R' Roth had just turned thirty.  Inspired by what R' Orlofsky told him, he spent the next three years writing a sefer on Pirkei Avos.  Then he got a job teaching OTD youth.  The class was a disaster with the students ignoring him.  This prompted him to present material in today's language, via computer, and it was a big hit.

He says, "This is my life's calling.  It drives me day and night.  I feel a responsibility to help as many Yidden as possible get clarity about Hashem's Torah.  My biggest dream is to increase k'vod shomayim in the world.

"Hashem gave each of us natural talents and abilities that we have to use in avodas Hashem.  A few years ago, when I was in kollel, financial and family pressure for me to get a job was mounting, but I couldn't figure out what I was going to do with my life.  I literally couldn't sleep at night, wondering what my next step would be.  I never had any idea that I would end up doing anything like what I'm doing today.  Hashem guided my every step."

May 7, 2010

"She is in the tent"

I heard a recent shiur from Rabbi Zecharia Wallerstein (of Ohr Naava) which he gave to young men at Ohr Yitzchok.  Among other things, he spoke about the angels asking Avrohom where Sarah is and Avrohom responded, "She is in the tent," i.e. she is modest.

R' Wallerstein took the opportunity to say a most unpopular view, acknowledging that he could not say this in a talk to girls or he'd lose 80% of them.  He said that what he has to say is the truth though people don't want to acknowledge it and a rabbi saying it will be seen as hopelessly out-of-touch with today's reality.  What he said is:

Women belong in the tent, in the home, taking care of their home and children.  Men are supposed to go out and provide for their families.  Men should get up early and learn before they daven and then go to work and learn again in the evening. 

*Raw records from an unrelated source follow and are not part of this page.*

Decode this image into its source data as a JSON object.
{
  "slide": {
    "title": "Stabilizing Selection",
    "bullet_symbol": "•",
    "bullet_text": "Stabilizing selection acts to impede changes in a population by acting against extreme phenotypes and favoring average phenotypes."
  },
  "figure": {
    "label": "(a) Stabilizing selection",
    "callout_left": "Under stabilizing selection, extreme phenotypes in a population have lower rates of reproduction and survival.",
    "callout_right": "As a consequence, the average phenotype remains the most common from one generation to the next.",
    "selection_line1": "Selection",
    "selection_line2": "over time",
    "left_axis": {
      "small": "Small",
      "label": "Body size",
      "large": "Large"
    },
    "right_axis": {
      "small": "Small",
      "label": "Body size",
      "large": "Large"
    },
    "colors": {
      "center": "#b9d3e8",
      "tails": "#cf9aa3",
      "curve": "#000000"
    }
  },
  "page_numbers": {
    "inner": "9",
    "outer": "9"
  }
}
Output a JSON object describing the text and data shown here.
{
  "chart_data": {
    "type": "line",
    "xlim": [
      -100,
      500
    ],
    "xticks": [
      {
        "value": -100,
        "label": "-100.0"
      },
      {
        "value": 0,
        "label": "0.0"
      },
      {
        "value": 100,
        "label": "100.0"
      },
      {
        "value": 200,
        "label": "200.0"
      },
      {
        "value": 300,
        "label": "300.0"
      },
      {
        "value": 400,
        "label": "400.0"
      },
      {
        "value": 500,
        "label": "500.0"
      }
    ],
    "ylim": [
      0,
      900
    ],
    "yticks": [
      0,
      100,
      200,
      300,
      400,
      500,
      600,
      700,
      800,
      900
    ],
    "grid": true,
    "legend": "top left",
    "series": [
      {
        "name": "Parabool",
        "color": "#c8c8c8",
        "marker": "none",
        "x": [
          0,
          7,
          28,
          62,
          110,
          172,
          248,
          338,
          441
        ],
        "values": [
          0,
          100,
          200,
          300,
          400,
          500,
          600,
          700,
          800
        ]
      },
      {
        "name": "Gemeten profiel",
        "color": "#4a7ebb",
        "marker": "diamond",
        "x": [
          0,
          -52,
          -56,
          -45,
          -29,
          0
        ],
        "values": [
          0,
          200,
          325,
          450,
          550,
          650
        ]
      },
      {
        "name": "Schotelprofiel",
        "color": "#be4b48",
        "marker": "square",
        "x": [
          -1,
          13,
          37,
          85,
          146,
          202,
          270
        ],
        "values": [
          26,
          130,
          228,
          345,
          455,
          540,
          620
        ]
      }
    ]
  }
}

Sarah was in the tent.  She didn't serve the guests because it wasn't modest for her to serve men.  Sarah did not have a career.  She wasn't a PT, OT, or speech therapist.

Too many of today's children are being put on the bus and taken off the bus by foreign help.  Having this help around the house when the husband is there leads to serious problems.

To many of today's kids are on Prozac, seeing therapists, sleeping till 4:00 in the afternoon.

Women today are embarrassed to say they are a housewife.

Boys in shidduchim who say they want to be supported for years and expect their wives to do it, who don't change their plans when their wives are pregnant, not feeling well, what is their learning worth?

All the foregoing are R' Wallerstein's remarks.  I give him lots of credit for saying the unpopular truth.  Is anybody listening?